Glencore’s (LSE: GLEN) late-September $2.5bn share placing hardly took the market by surprise. Many analysts had been expecting a rights issue for some time. Although, whether this cash call will be Glencore’s last is a question that’s still up for debate.
Indeed, despite the $2.5bn placing, conducted as part of the group’s $10bn debt reduction package, Glencore’s debt pile still amounts to more than $25bn. Moreover, the black-box nature of Glencore’s highly leveraged trading business means that it’s difficult for City analysts to accurately assess the company’s debt exposure.
For example, analysts at Macquarie believe that the price of the three key commodities Glencore producers (coal, copper and nickel) would only have to increase by a total of 8% to rebalance the company’s balance sheet. That said, if the price of these commodities fell 8%, Glencore could be forced into conducting anther share placing.
Meanwhile, analysts at Morgan Stanley believe that Glencore’s shares could rally to 217p within six months if commodity prices improve. If not, Glencore’s shares could fall to 17p. Analysts at Investec note that if commodity prices remain at present levels for an extended period, Glencore’s shares could fall to zero over the long term. Although, once again this thesis is invalid if prices recover.
So it really is difficult to tell if Glencore’s troubles are over or not.
Back against the wall
After Glencore’s cash call, many City analysts have started to speculate that Anglo American (LSE: AAL) will be the next miner to ask shareholders to help pay down debt. The company is seeking to raise $3bn by selling non-core assets and cutting jobs to trim costs.
By offloading its tarmac business, two copper mines and three gold mines the company has been able to raise just under $2.5bn leaving it with net debt of $11.5bn.
Anglo has a long-term net debt target of $10bn to $12bn. the company reported a $3bn loss for the first half of the year and the dividend is currently costing the group more than $1bn per annum.
If commodity prices fall further, Anglo’s hand could be forced.

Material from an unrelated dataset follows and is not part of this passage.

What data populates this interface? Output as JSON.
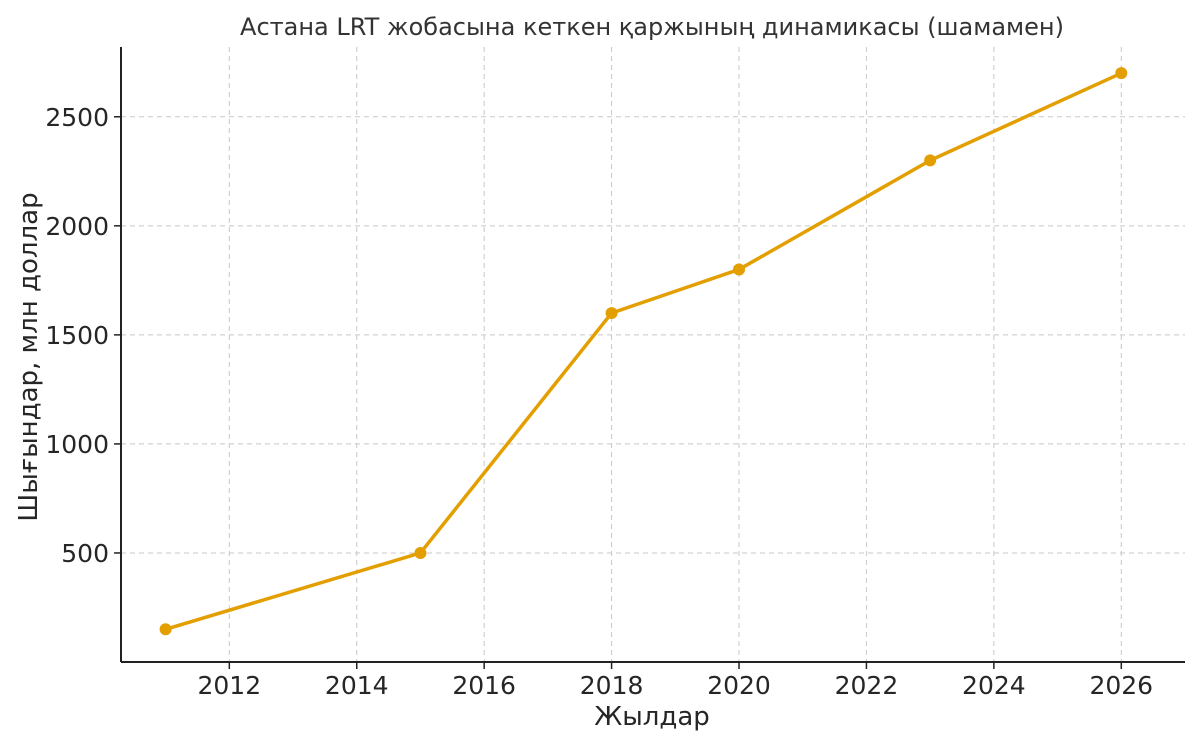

Some City analysts are already predicting that Anglo will conduct a rights issue to lower its debt and strengthen the balance sheet to help it navigate through the commodity downturn.
Mining cash
Like Anglo, Vedanta Resources (LSE: VED) is also struggling to reduce the pile of debt it has built up over the past six years. Reported net debt is just over $8bn, 9.4 times estimated 2016 earnings before interest tax, depreciation, and amortization (EBITDA). A debt to EBITDA ratio of more than two times is usually considered excessive.
Vedanta has already axed its interim dividend payout as it looks to preserve cash although, the group had previously promised to protect the dividend at all costs. Management will consider whether to payout a final dividend alongside full-year results.
To try and strengthen its balance sheet, Vedanta is trying to buy out the 40% of Cairn India, its oil subsidiary, that Vedanta Ltd. doesn’t already own. The merger will give Vedanta access to Cairn’s cash hoard, which can then be used to pay off debt. But it’s proving difficult to convince Cairn’s shareholders to sell.